Media Blog

More Journalism Awards Devoted to Bush-Bashing

Fresh off the George Polk Awards — where such anti-Bush luminaries as Frank Rich and Victor Navasky received top prizes — journalists gathered for another awards ceremony Thursday night. Again, it served primarily as an occasion for Bush-bashing:

Journalists primarily divided their energy at the National Press Foundation awards dinner Thursday night in Washington between praising their colleagues for their efforts to report on Hurricane Katrina and slamming the administration.
In the latter camp, the Bush administration was lampooned in the cartoons of winner Jimmy Margulies, who narrated a series of wicked jabs. But the hardest hit on the administration came from Jack Germond, winner of the Kiplinger award for Distinguished Contributions to Journalism.
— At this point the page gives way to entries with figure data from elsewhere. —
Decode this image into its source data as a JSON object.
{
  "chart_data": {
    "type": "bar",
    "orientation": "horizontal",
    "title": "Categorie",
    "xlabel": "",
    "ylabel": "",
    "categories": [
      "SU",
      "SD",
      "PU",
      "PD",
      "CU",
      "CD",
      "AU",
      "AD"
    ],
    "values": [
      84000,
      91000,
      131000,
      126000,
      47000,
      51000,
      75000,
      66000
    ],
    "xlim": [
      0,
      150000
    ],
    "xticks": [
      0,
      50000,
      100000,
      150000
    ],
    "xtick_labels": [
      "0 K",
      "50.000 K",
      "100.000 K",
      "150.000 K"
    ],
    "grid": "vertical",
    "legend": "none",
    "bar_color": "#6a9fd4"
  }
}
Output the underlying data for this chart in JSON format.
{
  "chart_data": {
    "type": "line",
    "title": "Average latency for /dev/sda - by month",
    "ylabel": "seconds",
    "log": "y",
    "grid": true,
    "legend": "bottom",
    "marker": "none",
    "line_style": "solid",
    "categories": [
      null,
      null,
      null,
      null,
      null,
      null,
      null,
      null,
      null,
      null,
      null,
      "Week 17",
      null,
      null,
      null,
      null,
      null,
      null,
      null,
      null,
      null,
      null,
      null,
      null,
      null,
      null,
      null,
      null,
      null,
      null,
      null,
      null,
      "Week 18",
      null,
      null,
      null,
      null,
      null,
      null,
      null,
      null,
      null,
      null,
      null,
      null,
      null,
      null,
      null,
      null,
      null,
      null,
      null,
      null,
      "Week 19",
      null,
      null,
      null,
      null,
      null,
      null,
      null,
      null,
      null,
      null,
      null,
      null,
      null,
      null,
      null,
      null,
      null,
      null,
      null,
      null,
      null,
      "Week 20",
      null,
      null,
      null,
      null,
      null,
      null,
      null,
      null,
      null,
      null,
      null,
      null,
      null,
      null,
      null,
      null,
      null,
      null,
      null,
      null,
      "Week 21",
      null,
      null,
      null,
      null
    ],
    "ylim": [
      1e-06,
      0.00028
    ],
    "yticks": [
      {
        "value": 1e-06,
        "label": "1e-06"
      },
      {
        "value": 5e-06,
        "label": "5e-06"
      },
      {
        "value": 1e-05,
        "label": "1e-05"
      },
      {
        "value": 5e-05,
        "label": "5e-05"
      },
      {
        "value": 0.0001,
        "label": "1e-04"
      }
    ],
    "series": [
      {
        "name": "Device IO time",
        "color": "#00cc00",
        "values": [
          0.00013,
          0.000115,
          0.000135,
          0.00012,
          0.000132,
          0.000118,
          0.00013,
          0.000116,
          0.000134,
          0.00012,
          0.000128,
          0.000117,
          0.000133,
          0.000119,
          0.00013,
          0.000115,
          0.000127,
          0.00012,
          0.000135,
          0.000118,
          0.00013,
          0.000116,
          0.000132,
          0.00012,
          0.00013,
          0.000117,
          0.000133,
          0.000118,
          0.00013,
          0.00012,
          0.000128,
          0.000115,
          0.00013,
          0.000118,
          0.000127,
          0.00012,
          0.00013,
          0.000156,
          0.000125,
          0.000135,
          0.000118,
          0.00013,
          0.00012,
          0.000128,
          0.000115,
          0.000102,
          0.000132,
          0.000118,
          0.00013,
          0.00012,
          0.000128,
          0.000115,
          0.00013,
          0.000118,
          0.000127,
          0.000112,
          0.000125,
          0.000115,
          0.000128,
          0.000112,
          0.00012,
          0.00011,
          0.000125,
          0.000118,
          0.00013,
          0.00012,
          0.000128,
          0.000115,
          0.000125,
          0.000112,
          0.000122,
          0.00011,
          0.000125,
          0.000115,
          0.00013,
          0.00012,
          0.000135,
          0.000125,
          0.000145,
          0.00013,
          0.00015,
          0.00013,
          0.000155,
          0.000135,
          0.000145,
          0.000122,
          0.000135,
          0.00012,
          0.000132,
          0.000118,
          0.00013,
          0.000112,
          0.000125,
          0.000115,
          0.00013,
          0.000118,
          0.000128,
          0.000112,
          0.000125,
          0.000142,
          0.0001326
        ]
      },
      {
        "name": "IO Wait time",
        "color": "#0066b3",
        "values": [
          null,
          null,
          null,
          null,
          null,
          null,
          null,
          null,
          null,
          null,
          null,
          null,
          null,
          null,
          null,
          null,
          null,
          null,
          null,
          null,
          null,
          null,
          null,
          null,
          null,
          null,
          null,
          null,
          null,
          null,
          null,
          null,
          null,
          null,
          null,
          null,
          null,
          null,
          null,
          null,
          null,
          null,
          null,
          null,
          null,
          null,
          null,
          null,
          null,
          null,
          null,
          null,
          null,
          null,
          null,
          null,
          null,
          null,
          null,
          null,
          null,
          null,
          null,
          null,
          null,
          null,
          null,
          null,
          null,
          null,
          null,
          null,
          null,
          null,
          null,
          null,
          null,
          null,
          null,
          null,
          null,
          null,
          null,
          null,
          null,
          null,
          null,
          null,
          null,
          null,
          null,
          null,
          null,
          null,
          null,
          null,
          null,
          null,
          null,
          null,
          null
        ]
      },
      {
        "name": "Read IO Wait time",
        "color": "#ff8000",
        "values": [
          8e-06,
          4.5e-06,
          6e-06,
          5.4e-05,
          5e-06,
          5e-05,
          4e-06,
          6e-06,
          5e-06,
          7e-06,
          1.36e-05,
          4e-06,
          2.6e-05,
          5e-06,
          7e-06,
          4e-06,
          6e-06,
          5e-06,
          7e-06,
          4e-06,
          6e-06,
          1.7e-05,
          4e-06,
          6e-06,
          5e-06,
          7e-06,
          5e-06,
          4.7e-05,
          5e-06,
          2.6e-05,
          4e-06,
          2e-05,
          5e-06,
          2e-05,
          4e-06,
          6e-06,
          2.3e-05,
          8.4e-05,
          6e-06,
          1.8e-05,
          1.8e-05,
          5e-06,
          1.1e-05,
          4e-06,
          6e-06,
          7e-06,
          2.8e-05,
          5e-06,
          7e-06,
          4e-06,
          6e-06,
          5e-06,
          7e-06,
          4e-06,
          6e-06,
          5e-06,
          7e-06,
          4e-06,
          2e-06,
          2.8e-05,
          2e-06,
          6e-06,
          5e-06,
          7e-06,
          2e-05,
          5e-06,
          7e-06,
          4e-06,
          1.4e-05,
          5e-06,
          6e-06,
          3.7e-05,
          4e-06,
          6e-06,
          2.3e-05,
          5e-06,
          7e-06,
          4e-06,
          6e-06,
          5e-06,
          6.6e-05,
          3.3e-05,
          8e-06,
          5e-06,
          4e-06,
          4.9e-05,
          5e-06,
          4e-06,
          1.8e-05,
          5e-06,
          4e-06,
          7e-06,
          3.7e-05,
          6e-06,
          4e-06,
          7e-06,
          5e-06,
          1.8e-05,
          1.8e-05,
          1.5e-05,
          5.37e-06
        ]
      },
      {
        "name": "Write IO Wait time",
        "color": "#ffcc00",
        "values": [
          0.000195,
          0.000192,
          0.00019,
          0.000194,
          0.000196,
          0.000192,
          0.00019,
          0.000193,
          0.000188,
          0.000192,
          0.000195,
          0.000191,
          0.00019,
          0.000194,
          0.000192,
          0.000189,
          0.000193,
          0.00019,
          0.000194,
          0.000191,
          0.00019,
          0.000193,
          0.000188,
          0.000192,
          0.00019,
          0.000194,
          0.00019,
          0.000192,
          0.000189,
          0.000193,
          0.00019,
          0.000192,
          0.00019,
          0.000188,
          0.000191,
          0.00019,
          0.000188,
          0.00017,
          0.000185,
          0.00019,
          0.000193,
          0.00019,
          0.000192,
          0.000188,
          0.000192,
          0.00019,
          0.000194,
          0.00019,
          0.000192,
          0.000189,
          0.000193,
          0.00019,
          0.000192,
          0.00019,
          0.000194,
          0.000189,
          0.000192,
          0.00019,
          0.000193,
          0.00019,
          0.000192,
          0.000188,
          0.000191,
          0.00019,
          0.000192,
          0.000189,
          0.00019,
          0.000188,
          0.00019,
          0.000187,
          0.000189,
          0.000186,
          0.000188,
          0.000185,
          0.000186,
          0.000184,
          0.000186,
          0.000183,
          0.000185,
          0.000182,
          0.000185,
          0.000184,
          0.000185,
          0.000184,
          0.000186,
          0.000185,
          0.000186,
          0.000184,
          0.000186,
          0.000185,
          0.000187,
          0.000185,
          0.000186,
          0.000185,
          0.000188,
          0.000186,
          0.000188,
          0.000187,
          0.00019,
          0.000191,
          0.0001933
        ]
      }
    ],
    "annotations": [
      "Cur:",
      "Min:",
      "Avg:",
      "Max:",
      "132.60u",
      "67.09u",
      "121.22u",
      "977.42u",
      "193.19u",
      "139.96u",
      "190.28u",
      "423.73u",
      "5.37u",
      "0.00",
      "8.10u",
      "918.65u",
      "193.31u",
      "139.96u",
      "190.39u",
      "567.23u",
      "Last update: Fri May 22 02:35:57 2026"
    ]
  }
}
Germond, a veteran newspaperman–most recently with the Baltimore Sun–and an analyst for NBC and CNN, was scathing in his assessment.
He talked of the administration’s “staggering arrogance” and the “serial comic quality of daily White House briefings,” which he called “an embarrassment to us and them.”
Citing Plato, Germond said those who are too smart to go into politics are destined to be governed by those who are dumber. […]
CNN’s Ed Henry, who received the Everett Dirkson award for congressional reporting, had a hard time keeping it together as he thanked his colleagues and remembered his mentor and injured ABC journalists Bob Woodruff and Doug Vogt. Henry said it was tough to think of his job as a hard one in the face of their stories.
Henry also emotionally thanked his mentor, the late Jack Anderson, for whom he interned while still in school.
He drew applause with the assertion that “the American people own the news” and that the First Amendment is “under assault.”

Of course, the evening also witnessed no small amount of self-congratulation over the media’s coverage of Hurricane Katrina. How eager they must be for us to forget that much of it turned out to be wrong.